Kenyan blogger Malcom Bidali is languishing in Qatari custody with no official charges leveled against fifteen days after his arrest.

While demanding for his immediate release or disclosure of the offensive charges, the Committee to Protect Journalists also asked Qatari authorities not to try and silence critical reporting on the country’s labor rights record ahead of the 2022 World Cup, the Committee to Protect Journalists said today.

According to news reports and a joint statement by Migrant Rights and several human rights groups, Qatari state security officers arrested Bidali on the night of May 4 to 5. The Kenyan national who blogs about labor issues in Qatar for the advocacy group Migrant Rights, from his home in a dorm for migrant workers was taken to an undisclosed location for questioning.

Qatari authorities officials told The Guardian and the independent Qatari publication Doha News that a Kenyan national had been taken into custody and was under investigation for unspecified violations of security laws.

“We are alarmed by the detention of blogger Malcolm Bidali without any reason disclosed, especially given Qatari authorities’ record of trying to shut down reporting on labor rights ahead of the country’s hosting of the World Cup next year,” said CPJ Senior Middle East and North Africa Researcher Justin Shilad.

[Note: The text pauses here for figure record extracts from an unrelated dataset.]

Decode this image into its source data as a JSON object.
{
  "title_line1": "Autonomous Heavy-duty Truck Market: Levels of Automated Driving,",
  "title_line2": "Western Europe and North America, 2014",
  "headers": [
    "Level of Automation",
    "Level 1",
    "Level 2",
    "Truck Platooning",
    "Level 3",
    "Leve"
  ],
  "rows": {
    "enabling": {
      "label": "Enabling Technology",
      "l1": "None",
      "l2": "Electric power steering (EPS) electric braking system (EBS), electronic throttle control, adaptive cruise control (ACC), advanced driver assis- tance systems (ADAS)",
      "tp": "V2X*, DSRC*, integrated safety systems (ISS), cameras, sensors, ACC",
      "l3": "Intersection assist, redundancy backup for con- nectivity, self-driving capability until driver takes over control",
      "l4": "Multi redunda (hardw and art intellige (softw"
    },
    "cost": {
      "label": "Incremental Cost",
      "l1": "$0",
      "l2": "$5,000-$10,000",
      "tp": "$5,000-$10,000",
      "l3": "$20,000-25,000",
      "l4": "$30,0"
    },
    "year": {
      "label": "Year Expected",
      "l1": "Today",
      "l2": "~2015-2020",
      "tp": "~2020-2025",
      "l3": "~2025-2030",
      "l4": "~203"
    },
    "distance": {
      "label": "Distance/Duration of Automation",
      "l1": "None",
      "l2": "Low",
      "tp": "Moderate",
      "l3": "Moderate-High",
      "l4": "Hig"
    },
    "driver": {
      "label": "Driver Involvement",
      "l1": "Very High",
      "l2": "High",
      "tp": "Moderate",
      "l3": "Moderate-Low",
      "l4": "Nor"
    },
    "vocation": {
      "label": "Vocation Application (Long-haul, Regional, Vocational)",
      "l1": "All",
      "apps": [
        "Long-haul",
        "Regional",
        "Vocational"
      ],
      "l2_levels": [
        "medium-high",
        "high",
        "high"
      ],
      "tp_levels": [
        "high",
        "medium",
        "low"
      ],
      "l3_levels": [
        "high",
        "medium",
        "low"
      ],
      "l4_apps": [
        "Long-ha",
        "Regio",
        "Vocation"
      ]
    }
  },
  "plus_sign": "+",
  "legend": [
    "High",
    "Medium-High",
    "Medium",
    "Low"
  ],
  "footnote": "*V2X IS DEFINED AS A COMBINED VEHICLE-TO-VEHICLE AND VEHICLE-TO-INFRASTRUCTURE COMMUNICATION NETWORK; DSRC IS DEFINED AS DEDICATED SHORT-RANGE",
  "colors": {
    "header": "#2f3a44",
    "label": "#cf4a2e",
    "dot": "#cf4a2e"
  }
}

“Authorities should explain why they are holding Bidali or release him immediately and unconditionally, and ensure that respect for press freedom is an ironclad commitment, not an empty promise.”

CPJ could not immediately determine where Bidali is being held, or whether any charges had been filed in his case. Efforts by CPJ for comment by Qatar’s Government Communications Office through email are yet to bear any fruit.

Bidali has lived in Qatar for three years and works as a security guard, while contributing to Migrant Rights under a pen name. In his recent reports under the name “Noah,” Bidali covered alleged labor rights violations, wages, and migrant workers’ living conditions.

He also posts on similar topics on his Twitter and Instagram accounts, which were both last updated on May 4.

According to the Migrant Rights statement, Bidali gave an account about his experience as a migrant worker in Qatar to a group of civil society and labor organizations one week before his arrest.

The Associated Press reported that Bidali clicked on a suspicious internet link around the time of that presentation, potentially exposing him to hacking software.

CPJ has previously documented repeated arrests of journalists who cover labor issues, especially those leaning towards alleged abuses in connection with construction for the 2022 World Cup.